We use here a coordinate system with the constant covariant metric:
1 −½ −½
−½ 1 −½
−½ −½ 1
Or g_ij = (3/2)δ_ij - ½. (See this about similar coordinate systems.)

In this system the following are unit vectors ±(1, 0, 0), ±(0, 1, 0), ±(0, 0, 1), ±(0, 1, 1), ±(1, 0, 1), ±(1, 1, 0). Just now I see that the length of (1, 1, 1) is 0 (recall that Length² = g_ijxⁱx^j) and that distresses me. Indeed this shows that the eigenvalues of g are 0, 3/2 and 3/2.

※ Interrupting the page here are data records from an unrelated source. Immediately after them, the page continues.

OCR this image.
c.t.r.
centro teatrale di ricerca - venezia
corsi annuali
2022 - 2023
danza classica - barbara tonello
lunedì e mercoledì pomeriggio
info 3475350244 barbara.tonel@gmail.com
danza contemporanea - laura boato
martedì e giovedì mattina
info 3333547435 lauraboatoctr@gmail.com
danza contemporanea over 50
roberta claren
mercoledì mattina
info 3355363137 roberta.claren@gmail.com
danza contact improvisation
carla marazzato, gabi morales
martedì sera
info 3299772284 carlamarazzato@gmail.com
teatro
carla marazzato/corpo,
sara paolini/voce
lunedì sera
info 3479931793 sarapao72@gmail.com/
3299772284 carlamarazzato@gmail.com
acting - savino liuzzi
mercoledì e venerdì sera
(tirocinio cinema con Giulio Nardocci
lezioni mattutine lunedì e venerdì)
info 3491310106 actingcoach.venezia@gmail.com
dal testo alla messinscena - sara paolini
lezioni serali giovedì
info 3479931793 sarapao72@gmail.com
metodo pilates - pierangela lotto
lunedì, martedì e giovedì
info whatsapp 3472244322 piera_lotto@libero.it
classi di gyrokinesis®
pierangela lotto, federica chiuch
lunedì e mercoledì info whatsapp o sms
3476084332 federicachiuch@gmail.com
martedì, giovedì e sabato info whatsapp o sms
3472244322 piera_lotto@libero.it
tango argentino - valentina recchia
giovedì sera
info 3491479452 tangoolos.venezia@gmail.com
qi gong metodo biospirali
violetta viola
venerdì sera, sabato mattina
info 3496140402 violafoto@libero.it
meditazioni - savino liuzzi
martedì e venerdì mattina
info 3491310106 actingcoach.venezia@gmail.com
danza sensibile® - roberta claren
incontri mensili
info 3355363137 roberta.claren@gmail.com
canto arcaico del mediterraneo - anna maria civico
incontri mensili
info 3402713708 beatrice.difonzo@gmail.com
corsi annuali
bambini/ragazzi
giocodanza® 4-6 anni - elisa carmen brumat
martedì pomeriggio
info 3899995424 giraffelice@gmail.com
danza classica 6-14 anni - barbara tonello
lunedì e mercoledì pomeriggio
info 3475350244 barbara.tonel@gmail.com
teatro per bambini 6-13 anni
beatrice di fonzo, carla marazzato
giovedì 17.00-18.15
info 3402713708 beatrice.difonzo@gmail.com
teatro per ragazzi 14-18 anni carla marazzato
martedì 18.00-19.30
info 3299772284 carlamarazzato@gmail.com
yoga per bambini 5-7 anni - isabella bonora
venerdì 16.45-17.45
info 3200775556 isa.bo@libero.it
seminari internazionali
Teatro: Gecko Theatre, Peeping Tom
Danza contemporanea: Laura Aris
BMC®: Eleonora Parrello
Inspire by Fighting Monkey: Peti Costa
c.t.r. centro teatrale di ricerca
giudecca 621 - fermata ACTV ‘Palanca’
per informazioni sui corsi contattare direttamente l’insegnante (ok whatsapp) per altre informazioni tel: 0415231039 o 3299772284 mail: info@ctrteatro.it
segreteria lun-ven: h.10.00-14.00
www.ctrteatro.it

Adopt plain coordinates, x, y, z. The basis vectors used above in plain coordinates are:
(a, b, b), (b, a, b), (b, b, a) where a² + 2b² = 1 (since their lengths are 1) and 2ab+b² = −½ (since the dot product of any two of them is −½).
a² = 1 − 2b²
2(√(1 − 2b²))b+b² = −½
2(√(1 − 2b²))b = −½ − b²
√(1 − 2b²) = (−½ − b²)/(2b)
1 − 2b² = (1/(4b) + b/2)²
b² − 2b⁴ = (¼ + b²/2)²
b² − 2b⁴ = 1/16 + b²/4 + b⁴/4
16b² − 32b⁴ = 1 + 4b² + 4b⁴
36b⁴ − 12b² + 1 = 0
b² = (12±√(144 − 144))/72 = 1/6
b = −√(1/6) = −0.408248290463863
a = √(⅔) = 0.816496580927726

The point which is at (1, 1, 1) in oblique coordinates is at (c, c, c) in plain coordinates where c = a + 2b = 0. Oops. The puzzle pieces are not shaped as I thought!

This is obvious in retrospect. I required that the basis vectors for our oblique system be 120° from each other. In 3D three such vectors must lie in the same plane and thus cannot span the space.